4 Modellbasierte Bewertung & Risikoanalyse
Für die Findung einer Vorzugsvariante werden neben der Berücksichtigung von Setzungen auch das Schädigungspotential von Gebäuden sowie die Bauzeit und Baukosten herangezogen. Auf Basis der FE-Analyse zufällig generierter Trassenvarianten werden die Schädigungsrisiken der oberirdischen Bebauung für den betrachteten Planungsausschnitt mittels Grenzdehnungen bewertet und Schadensflächen unter Berücksichtigung von Datenunschärfe generiert [5]. Diese Schadensflächen werden wiederum in das interaktive Planungswerkzeug zur Bewertung der Trassenvarianten integriert und visualisiert.

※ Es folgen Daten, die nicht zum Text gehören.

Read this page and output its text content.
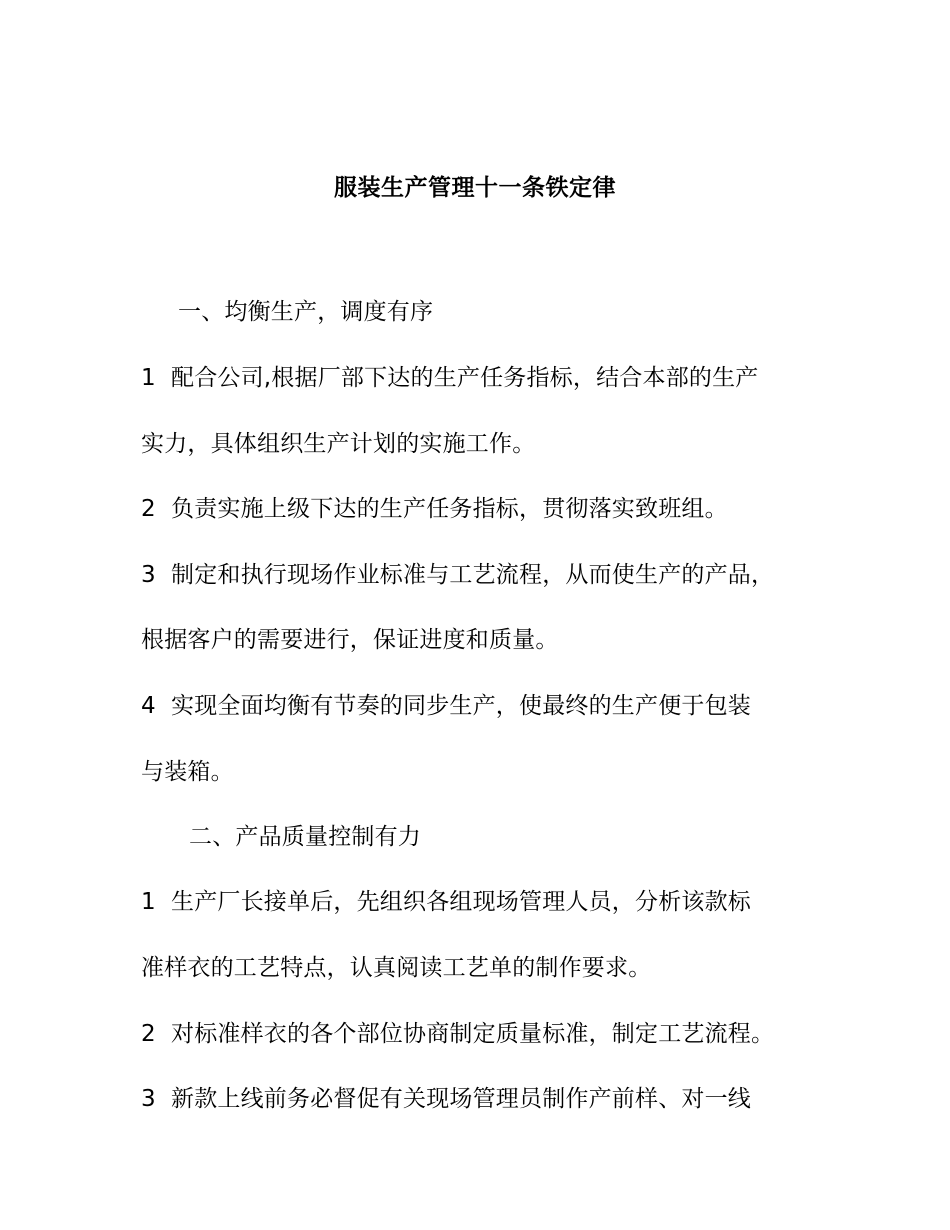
服装生产管理十一条铁定律
一、均衡生产，调度有序
1 配合公司,根据厂部下达的生产任务指标，结合本部的生产
实力，具体组织生产计划的实施工作。
2 负责实施上级下达的生产任务指标，贯彻落实致班组。
3 制定和执行现场作业标准与工艺流程，从而使生产的产品，
根据客户的需要进行，保证进度和质量。
4 实现全面均衡有节奏的同步生产，使最终的生产便于包装
与装箱。
二、产品质量控制有力
1 生产厂长接单后，先组织各组现场管理人员，分析该款标
准样衣的工艺特点，认真阅读工艺单的制作要求。
2 对标准样衣的各个部位协商制定质量标准，制定工艺流程。
3 新款上线前务必督促有关现场管理员制作产前样、对一线
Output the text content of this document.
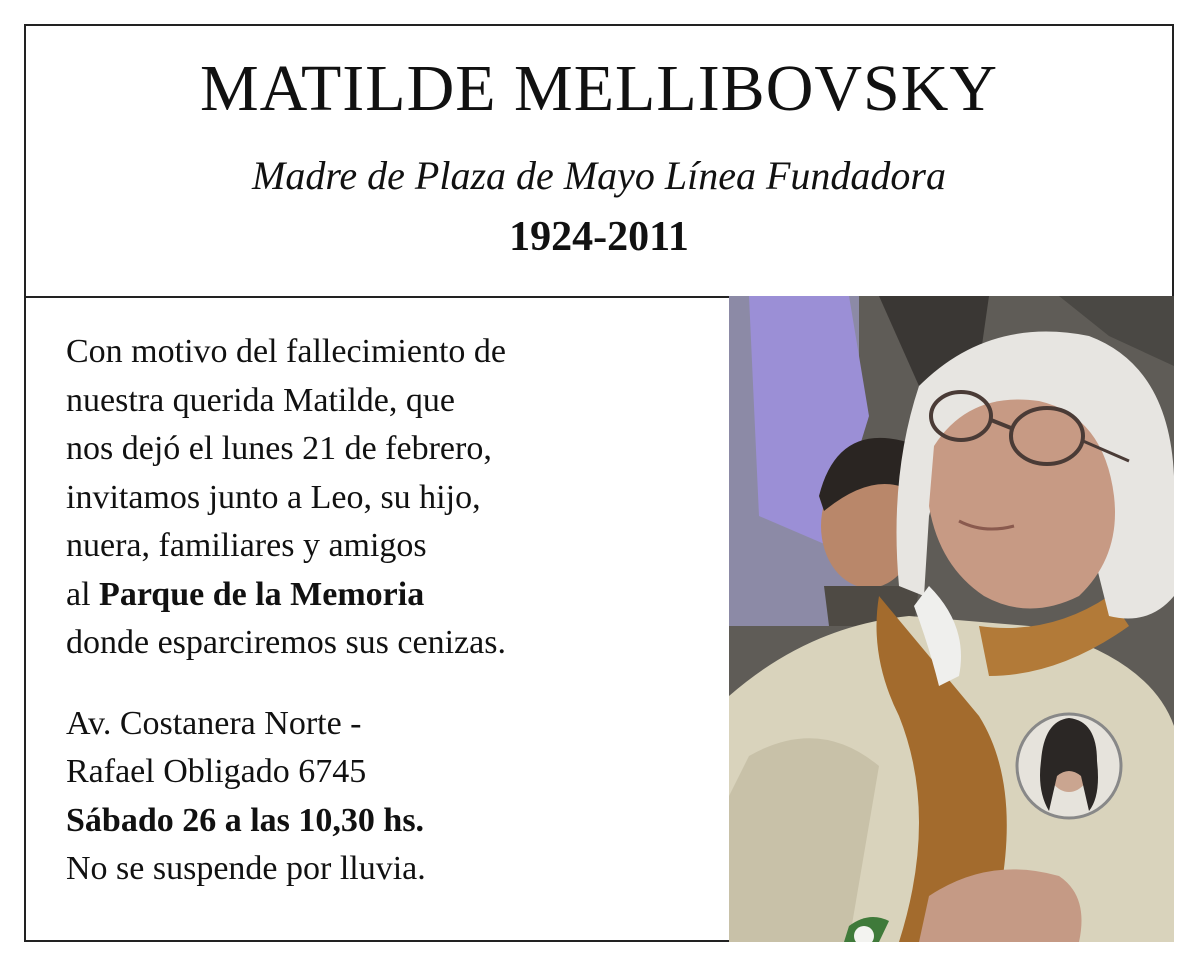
MATILDE MELLIBOVSKY
Madre de Plaza de Mayo Línea Fundadora
1924-2011

Con motivo del fallecimiento de

nuestra querida Matilde, que

nos dejó el lunes 21 de febrero,

invitamos junto a Leo, su hijo,

nuera, familiares y amigos

al Parque de la Memoria

donde esparciremos sus cenizas.

Av. Costanera Norte -

Rafael Obligado 6745

Sábado 26 a las 10,30 hs.

No se suspende por lluvia.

Für den Vergleich der Bauzeit der Trassenvarianten kann die Prozesssimulation herangezogen werden. Im Rahmen des SFB 837 wurden Logistiksimulationsmodelle entwickelt, mithilfe derer die Bauzeit unter Berücksichtigung unscharfer Eingangsparameter prognostiziert werden kann. In den Modellen werden die Abhängigkeiten der Produktions- und Logistikprozesse abgebildet und die Auswirkungen der zu durchörternden Bodenschichten auf die Wartungspositionen und -dauern einbezogen [6]. Durch die Verknüpfung der Simulationsergebnisse mit dem interaktiven Planungstool kann die Bauzeit als ein weiteres Kriterium zur Findung einer Vorzugsvariante integriert werden.